Wajah seputih pualam itu tampak pucat, dengan cekungan yang melingkar di bawah matanya.
Sedangkan di depannya seorang wanita yang berseragam sebagai pelayan hotel itu hanya tersenyum sembari setengah membungkuk sopan. Setelah itu posisinya kembali tegak dengan dagu terangkat.
“Ini sudah tugasku, lagi pula aku sudah diberi tips lebih untuk melayani Anda oleh Pak Sameer tadi malam.” Wanita itu menjelaskan sambil menyodorkan paper bag, yang dari aromanya bisa diterka jika isinya adalah makanan.
“Terimakasih,” sahut Merry, seraya menggapainya.
Wanita itu tersenyum ramah, kemudian berjalan beriringan hingga menuju mobil lalu kemudian keduanya terpisah.
******
Singkat cerita, Merry dibawa berputar-putar nyaris setengah hari oleh sopir taksi yang dipesannya, akibat ia bingung dan tak memiliki tujuan. Hingga akhirnya, ia mengatakan kepada sopir tersebut sedang mencari hunian sederhana siap huni. Barulah setelah itu sopir tersebut mengantarkan Merry pada temannya, yang kebetulan memiliki rumah untuk disewakan.

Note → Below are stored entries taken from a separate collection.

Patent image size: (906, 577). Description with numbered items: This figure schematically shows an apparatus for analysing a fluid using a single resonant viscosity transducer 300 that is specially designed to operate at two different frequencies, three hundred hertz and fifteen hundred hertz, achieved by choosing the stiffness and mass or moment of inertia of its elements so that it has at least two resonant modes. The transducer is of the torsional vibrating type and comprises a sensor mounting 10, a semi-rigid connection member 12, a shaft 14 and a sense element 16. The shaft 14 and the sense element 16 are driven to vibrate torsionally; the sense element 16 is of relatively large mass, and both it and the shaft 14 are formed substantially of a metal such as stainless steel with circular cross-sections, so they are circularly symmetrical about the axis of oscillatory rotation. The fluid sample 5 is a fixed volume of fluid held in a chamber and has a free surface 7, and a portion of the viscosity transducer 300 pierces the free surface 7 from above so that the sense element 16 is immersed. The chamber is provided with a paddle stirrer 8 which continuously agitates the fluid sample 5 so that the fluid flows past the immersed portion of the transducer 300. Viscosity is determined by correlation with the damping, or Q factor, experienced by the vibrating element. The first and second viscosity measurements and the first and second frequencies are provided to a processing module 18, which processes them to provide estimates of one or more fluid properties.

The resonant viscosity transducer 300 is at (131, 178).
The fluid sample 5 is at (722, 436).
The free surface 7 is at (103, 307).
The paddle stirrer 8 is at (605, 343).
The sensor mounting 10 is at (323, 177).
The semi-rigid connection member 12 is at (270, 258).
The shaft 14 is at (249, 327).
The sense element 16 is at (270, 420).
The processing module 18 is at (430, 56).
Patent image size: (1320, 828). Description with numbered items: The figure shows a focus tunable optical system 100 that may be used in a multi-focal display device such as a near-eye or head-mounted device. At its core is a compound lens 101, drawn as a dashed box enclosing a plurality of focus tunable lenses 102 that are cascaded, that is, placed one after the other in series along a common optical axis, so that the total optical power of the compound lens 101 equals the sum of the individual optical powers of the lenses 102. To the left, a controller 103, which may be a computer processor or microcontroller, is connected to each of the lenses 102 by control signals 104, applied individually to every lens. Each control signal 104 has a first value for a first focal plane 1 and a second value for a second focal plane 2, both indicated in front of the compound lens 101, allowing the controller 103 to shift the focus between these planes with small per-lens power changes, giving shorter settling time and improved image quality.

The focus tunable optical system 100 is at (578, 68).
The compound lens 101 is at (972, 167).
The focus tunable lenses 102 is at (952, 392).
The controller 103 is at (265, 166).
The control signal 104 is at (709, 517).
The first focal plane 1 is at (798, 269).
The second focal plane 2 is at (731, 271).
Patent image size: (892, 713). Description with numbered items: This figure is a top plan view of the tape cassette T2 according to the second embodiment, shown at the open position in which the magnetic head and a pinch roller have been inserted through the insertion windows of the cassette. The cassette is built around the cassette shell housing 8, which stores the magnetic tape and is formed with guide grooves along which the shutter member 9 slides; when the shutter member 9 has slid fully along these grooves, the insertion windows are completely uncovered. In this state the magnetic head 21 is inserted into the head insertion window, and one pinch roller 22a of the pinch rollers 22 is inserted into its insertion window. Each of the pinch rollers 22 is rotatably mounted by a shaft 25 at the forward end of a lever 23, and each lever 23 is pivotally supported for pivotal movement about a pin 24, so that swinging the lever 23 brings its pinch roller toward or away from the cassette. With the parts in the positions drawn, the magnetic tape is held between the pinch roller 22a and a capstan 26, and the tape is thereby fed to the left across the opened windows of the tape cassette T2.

Di rumah itulah, akhirnya gadis itu tinggal sendirian.
Rumah minimalis bernuansa modern bercat serba putih, mulanya Merry ragu, tapi setelah ia megingat uang tunai yang diberikan oleh Pak Sameer barulah ia menyanggupi.
“Terimakasih,” ucap Merry pada seorang sopir taksi yang nyaris seharian ini membantunya.
“Tidak perlu sungkan, jika butuh bantuan … silahkan hubungi saya,” sahut sopir taksi itu sebelum akhirnya berpamitan.
*****
Rintik hujan mulai menghilang dari pandangan. Meski jejak basah di aspal belum juga mengering. Akan tetapi, Merry sangat bersemangat menata hidupnya. Ia usap kasar sisa air mata yang mulai mengering di pipinya, kemudian bangkit.
‘Aku harus membeli persiapan, aku harus memiliki rencana baru agar terus bertahan hidup.’ Batinnya kemudian mulai menelusuri setiap ruangan rumah yang akan ditinggali olehnya.
Sejak hari itu, Merry berusaha menyibukkan diri, untuk melupakan masa lalunya yang kelam. Meski begitu, tak bisa ditepis jika perasaan takut akan bertemu Elena lagi, lalu diseret kembali ke rumah bordil yang akan mengubur dalam semua impiannya.
Waktu berlalu begitu cepat, Merry menjalani hari-hari sebagai seorang penjual kue keliling, jualannya laris manis, karena ia memang berbakat di bidang memasak. Hingga tiba saatnya satu bulan berlalu, ketika ia mulai memiliki mimpi untuk membuka toko roti. Cuaca tampak cerah dengan langit biru mendominasi, membuat Merry bersemangat untuk berbelanja.
Pagi itu ia pergi dengan taksi menuju supermarket terdekat, langkahnya berubah pelan saat ia berdiri tepat di pintu masuk supermarket.
BUGH!
Seorang pria berambut hitam, dengan iris mata berwarna biru cerah tiba-tiba menubruknya. Merry nyaris saja roboh, jika saja pemuda itu tidak langsung menangkap tubuhnya yang ramping.
“Maaf, saya tidak melihat Anda, Nona,” ucapnya dengan ramah. Sementara matanya masih tidak melepaskan tatapannya kepada Merry.
Seketika Merry tersadar, dan menjauh, serta membenarkan posisi berdirinya. Ia tampak gugup di depan pemuda itu, mungkin saja rasa trauma akan masa lalunya dengan Damian kembali muncul, entah.
“Ummm, maaf. Mungkin ini salah saya yang tidak melihat jalan,” sahut Merry sembari mengulurkan telapak tangan sebagai permintaan maaf.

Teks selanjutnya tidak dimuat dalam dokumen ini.